We’re living through an extraordinarily stressful time and people handle stress differently. In a relationship, one partner may internalize stress, while the other is more expressive about how they’re feeling, Makepeace said, noting this is a very common dynamic among couples.
“As a result, one person may feel that their partner has their ‘head in the sand’ and is emotionally avoidant, while the other may feel that their partner is ‘too emotional,’ constantly seeking the other’s attention in order to be calmed,” she said.
“In the end, people may feel that they are forced to deal with their fears and stresses alone and that they are misunderstood and unsupported by their partner,” Makepeace added.
Recognize that there’s no “right” way to handle fear and it’s OK if your partner deals with things differently than you. Consider also seeking support outside of your romantic relationship, Makepeace said.
“This can be from friends, family, mentors, or mental health professionals.

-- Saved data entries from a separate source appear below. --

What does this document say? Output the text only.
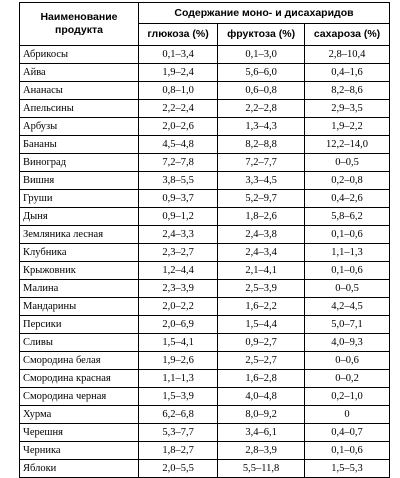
Наименование
продукта	Содержание моно- и дисахаридов		
	глюкоза (%)	фруктоза (%)	сахароза (%)
Абрикосы	0,1–3,4	0,1–3,0	2,8–10,4
Айва	1,9–2,4	5,6–6,0	0,4–1,6
Ананасы	0,8–1,0	0,6–0,8	8,2–8,6
Апельсины	2,2–2,4	2,2–2,8	2,9–3,5
Арбузы	2,0–2,6	1,3–4,3	1,9–2,2
Бананы	4,5–4,8	8,2–8,8	12,2–14,0
Виноград	7,2–7,8	7,2–7,7	0–0,5
Вишня	3,8–5,5	3,3–4,5	0,2–0,8
Груши	0,9–3,7	5,2–9,7	0,4–2,6
Дыня	0,9–1,2	1,8–2,6	5,8–6,2
Земляника лесная	2,4–3,3	2,4–3,8	0,1–0,6
Клубника	2,3–2,7	2,4–3,4	1,1–1,3
Крыжовник	1,2–4,4	2,1–4,1	0,1–0,6
Малина	2,3–3,9	2,5–3,9	0–0,5
Мандарины	2,0–2,2	1,6–2,2	4,2–4,5
Персики	2,0–6,9	1,5–4,4	5,0–7,1
Сливы	1,5–4,1	0,9–2,7	4,0–9,3
Смородина белая	1,9–2,6	2,5–2,7	0–0,6
Смородина красная	1,1–1,3	1,6–2,8	0–0,2
Смородина черная	1,5–3,9	4,0–4,8	0,2–1,0
Хурма	6,2–6,8	8,0–9,2	0
Черешня	5,3–7,7	3,4–6,1	0,4–0,7
Черника	1,8–2,7	2,8–3,9	0,1–0,6
Яблоки	2,0–5,5	5,5–11,8	1,5–5,3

Developing stronger bonds of support outside of your relationship will serve to strengthen you both, and as a result, your relationship,” she said. “Although many of these options may be remote or require social distancing, they will do much in the way of bringing a greater sense of peace and connectedness.”
6. “My partner is blaming me for their struggles.”
During the pandemic, Makepeace has noticed some people projecting their general dissatisfaction with their life onto their partner while romanticizing what things might be like if they were with someone else.
“For example, they start to imagine, ‘If only I hadn’t gotten married and committed to this house, I wouldn’t be stressed about a mortgage right now,’” she said. “Or, ‘If only I had married someone more financially secure, I would not have had to quit my job to watch the children.’ People are extremely stressed, and to cope, begin to fantasize or visualize an alternative life that exists without conflict.”
To counteract this kind of negative thinking, Makepeace suggested making a list of all the things you’ve gained from your relationship — like your kids, emotional support, personal growth and some stability during a chaotic time.
“Sometimes, by shifting your focus from the stress caused as a result of commitment to the positive gains of that commitment, the potential benefits of an imagined life pale by comparison,” she said. “Additionally, when you examine the core appeal of your imagined life, such as freedom or peacefulness, you can then start to list ways to introduce activities and experiences that bring these elements into your life.”